For Kipling Gallion, a PreventObesity.net Leader and deputy director of the Salud America! program, telling a good story—in English and Spanish—is the best way to make public health messages stick.
On Salud’s website, those good stories about regular people are what drive a growing grassroots network dedicated to preventing obesity and improving health outcomes in the Latino community both in south Texas, where the program got started, and nationwide.
“We’re not looking for something happening at the pinnacle of politics,” Gallion says. Instead, Salud highlights “individuals, especially Latinos, who have made a change in their own community.”
Salud, based at the Institute for Health Promotion Research at the University of Texas Health Science Center in San Antonio, was started in 2007 with a grant from the Robert Wood Johnson Foundation, which provided pilot-program funds to 20 researchers who either had Latino roots or a deep interest in health issues affecting the community. Those involved agreed that more research was needed to explore the question of why Latino children are more likely than children of other ethnic backgrounds to be obese. (From those 20 grants of $75,000 apiece, Gallion notes, the researchers involved in Salud’s pilot program have gone on to win further funding for their work totaling $30 million.)
In its initial stage, Salud also built a network of thousands of stakeholders and launched a website to promote the program’s research and tell stories about Latino community health. From there, starting in 2012, Salud moved forward with efforts to expand its network, targeting young people in particular, and further promote research and advocacy.
Gallion is a 30-year veteran of health communications. After studies in applied communication research at Stanford University, he worked in broadcasting and then found his way, via an academic mentor, into the health field. And over that time, he’s seen plenty of change. When he got started, he says, the tools at hand were either in-person community engagement or mass media. Since then, of course, the Internet and attendant technology has changed the game. But the goal is the same.
“We’ve always been into community development,” Gallion says. “It’s the front line of public health.”
From the communications standpoint, that now means engaging people through multiple channels, always with a focus on “building and feeding networks,” he says.

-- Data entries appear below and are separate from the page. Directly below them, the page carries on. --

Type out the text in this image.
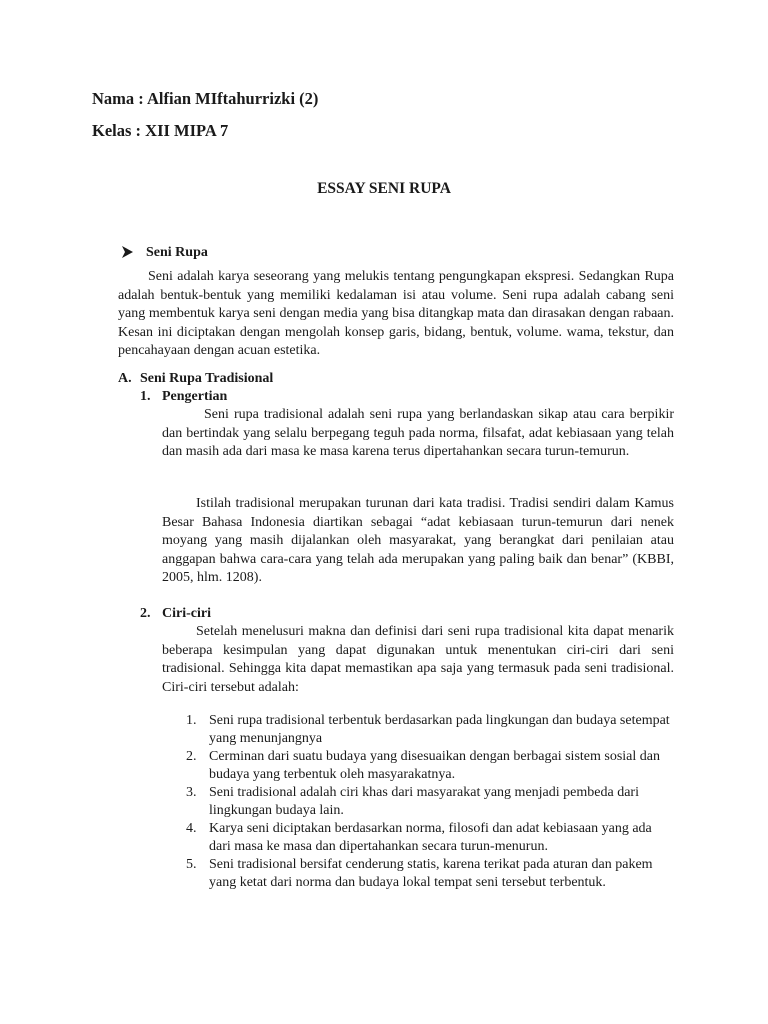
Nama : Alfian MIftahurrizki (2)

Kelas : XII MIPA 7

ESSAY SENI RUPA
Seni Rupa

Seni adalah karya seseorang yang melukis tentang pengungkapan ekspresi. Sedangkan Rupa adalah bentuk-bentuk yang memiliki kedalaman isi atau volume. Seni rupa adalah cabang seni yang membentuk karya seni dengan media yang bisa ditangkap mata dan dirasakan dengan rabaan. Kesan ini diciptakan dengan mengolah konsep garis, bidang, bentuk, volume. wama, tekstur, dan pencahayaan dengan acuan estetika.

A. Seni Rupa Tradisional
1. Pengertian

Seni rupa tradisional adalah seni rupa yang berlandaskan sikap atau cara berpikir dan bertindak yang selalu berpegang teguh pada norma, filsafat, adat kebiasaan yang telah dan masih ada dari masa ke masa karena terus dipertahankan secara turun-temurun.

Istilah tradisional merupakan turunan dari kata tradisi. Tradisi sendiri dalam Kamus Besar Bahasa Indonesia diartikan sebagai “adat kebiasaan turun-temurun dari nenek moyang yang masih dijalankan oleh masyarakat, yang berangkat dari penilaian atau anggapan bahwa cara-cara yang telah ada merupakan yang paling baik dan benar” (KBBI, 2005, hlm. 1208).

2. Ciri-ciri

Setelah menelusuri makna dan definisi dari seni rupa tradisional kita dapat menarik beberapa kesimpulan yang dapat digunakan untuk menentukan ciri-ciri dari seni tradisional. Sehingga kita dapat memastikan apa saja yang termasuk pada seni tradisional. Ciri-ciri tersebut adalah:

1. Seni rupa tradisional terbentuk berdasarkan pada lingkungan dan budaya setempat yang menunjangnya
2. Cerminan dari suatu budaya yang disesuaikan dengan berbagai sistem sosial dan budaya yang terbentuk oleh masyarakatnya.
3. Seni tradisional adalah ciri khas dari masyarakat yang menjadi pembeda dari lingkungan budaya lain.
4. Karya seni diciptakan berdasarkan norma, filosofi dan adat kebiasaan yang ada dari masa ke masa dan dipertahankan secara turun-menurun.
5. Seni tradisional bersifat cenderung statis, karena terikat pada aturan dan pakem yang ketat dari norma dan budaya lokal tempat seni tersebut terbentuk.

Once communication channels are in place – Salud’s include a newsletter, a Facebook page with more than 1,000 followers, and weekly tweets read by more than 6,000 Twitter users – they can be used to engage the community on a variety of health issues. “Everything we’re doing can all be used in the same way—it’s easy to put more messages into the hopper,” Gallion explains.
Beyond obesity prevention, the goal is to further explore even bigger-picture issues facing the community, such as disparities in health-care access and outcomes. Because Salud’s focus is on the Latino community, it offers a wealth of information in both English and Spanish—but Gallion notes that the discussions “can apply to any race or region.”